As we enter the second decade of the millenium, one can conclude that this status quo has fundamentally changed. You have trainee journalists who are doing much more exciting and relevant things than their paid up industry counterparts. Young journalists are on the whole more digitally savvy, enthusiastic and willing to play fast and loose with tradition. Granted, things like accuracy, awareness of the law and a nose for news should never change. But just because something is an established norm doesn’t mean it isn’t total crap.
You hear the same thing all the time from journalism educators and occassionally employers: New journalists need to be multi-platform savvy, have an awareness of social media and believe in putting the readers first, not an ego.

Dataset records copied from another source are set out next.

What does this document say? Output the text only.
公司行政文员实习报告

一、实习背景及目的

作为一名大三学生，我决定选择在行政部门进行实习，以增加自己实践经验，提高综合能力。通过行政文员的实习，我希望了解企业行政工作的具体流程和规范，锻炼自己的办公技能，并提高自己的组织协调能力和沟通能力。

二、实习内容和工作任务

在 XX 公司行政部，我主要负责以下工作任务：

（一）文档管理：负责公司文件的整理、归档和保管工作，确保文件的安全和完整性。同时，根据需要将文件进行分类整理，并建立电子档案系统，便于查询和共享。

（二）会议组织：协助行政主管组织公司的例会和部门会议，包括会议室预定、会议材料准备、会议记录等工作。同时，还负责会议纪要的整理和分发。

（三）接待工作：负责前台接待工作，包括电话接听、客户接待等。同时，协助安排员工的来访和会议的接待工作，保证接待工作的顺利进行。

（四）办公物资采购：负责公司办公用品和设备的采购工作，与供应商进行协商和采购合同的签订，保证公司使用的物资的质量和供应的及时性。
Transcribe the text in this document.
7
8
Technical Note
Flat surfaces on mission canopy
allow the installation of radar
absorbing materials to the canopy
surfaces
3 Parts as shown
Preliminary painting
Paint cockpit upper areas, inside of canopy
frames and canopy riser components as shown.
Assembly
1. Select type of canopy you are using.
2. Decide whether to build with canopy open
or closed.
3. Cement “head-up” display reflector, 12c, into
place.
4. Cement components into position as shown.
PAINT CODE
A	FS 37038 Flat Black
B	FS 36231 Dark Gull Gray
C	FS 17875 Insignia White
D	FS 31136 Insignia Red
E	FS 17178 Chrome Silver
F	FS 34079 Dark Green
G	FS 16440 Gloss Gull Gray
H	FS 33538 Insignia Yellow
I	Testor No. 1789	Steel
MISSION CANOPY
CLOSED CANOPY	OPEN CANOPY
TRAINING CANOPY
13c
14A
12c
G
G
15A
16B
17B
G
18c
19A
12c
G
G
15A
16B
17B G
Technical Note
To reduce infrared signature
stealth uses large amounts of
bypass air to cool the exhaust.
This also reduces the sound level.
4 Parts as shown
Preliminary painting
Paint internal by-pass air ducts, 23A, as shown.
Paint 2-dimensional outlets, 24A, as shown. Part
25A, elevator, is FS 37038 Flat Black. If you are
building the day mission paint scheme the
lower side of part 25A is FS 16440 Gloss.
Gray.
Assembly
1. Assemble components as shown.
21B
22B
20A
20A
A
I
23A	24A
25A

Based on this theory, new graduates who tick these boxes should have no problem getting a job. The old world of print journalism is passing into the history books, replaced by content-generating users and everyone who makes up the globalised, digitised public sphere in the 21st century, right?
Well, sort of. There’s still a gigantic disconnect between how journalism is moving forward and many executives’ idea of how it should be. One thing that digital media has taught us is that journalists don’t have all the answers, that we’re frequently intellectually outclassed by our readers, who not only correct us but are happy to do so because it gives them the sense of being part of a more equal relationship between publisher and consumer. Some news dinosaurs still seem to think that ploughing away at copy is the be all and end all, and damn anyone who wants to made a snide aside in the comment section. After all, it’s only the internet.
This is worrying because it often seems to be a case of news organisations not practicing what they preach. Are innovative people consistently getting hired, or are employers still ploughing avenues of predictability? Of course you need traditional journalistic values in a 21st century newsroom, but for once the people being recruited at entry level know about how to adapt to the news landscape just as well as the people above them.
I’d even go as far in arguing that graduates are capable of knowing far more than their employer when it comes to how to approach modern news distribution. They don’t have the stigma and knowledge of the old way of doing things; this is a generation that has almost grown up entirely in the social culture of news and is glad of it. They’re selfless about their work, they want to listen to and engage their readers and produce exciting content.
Young bucks aren’t as experienced as the hack who’s been at the paper 40 years. They will probably make mistakes, piss off online commenters and occasionally be very naive. But in an industry that’s as jaded and cynical as the day is long, it could do with an optimistic shot in the arm from young upstarts.
2011 should be great if you’re the right side of 25.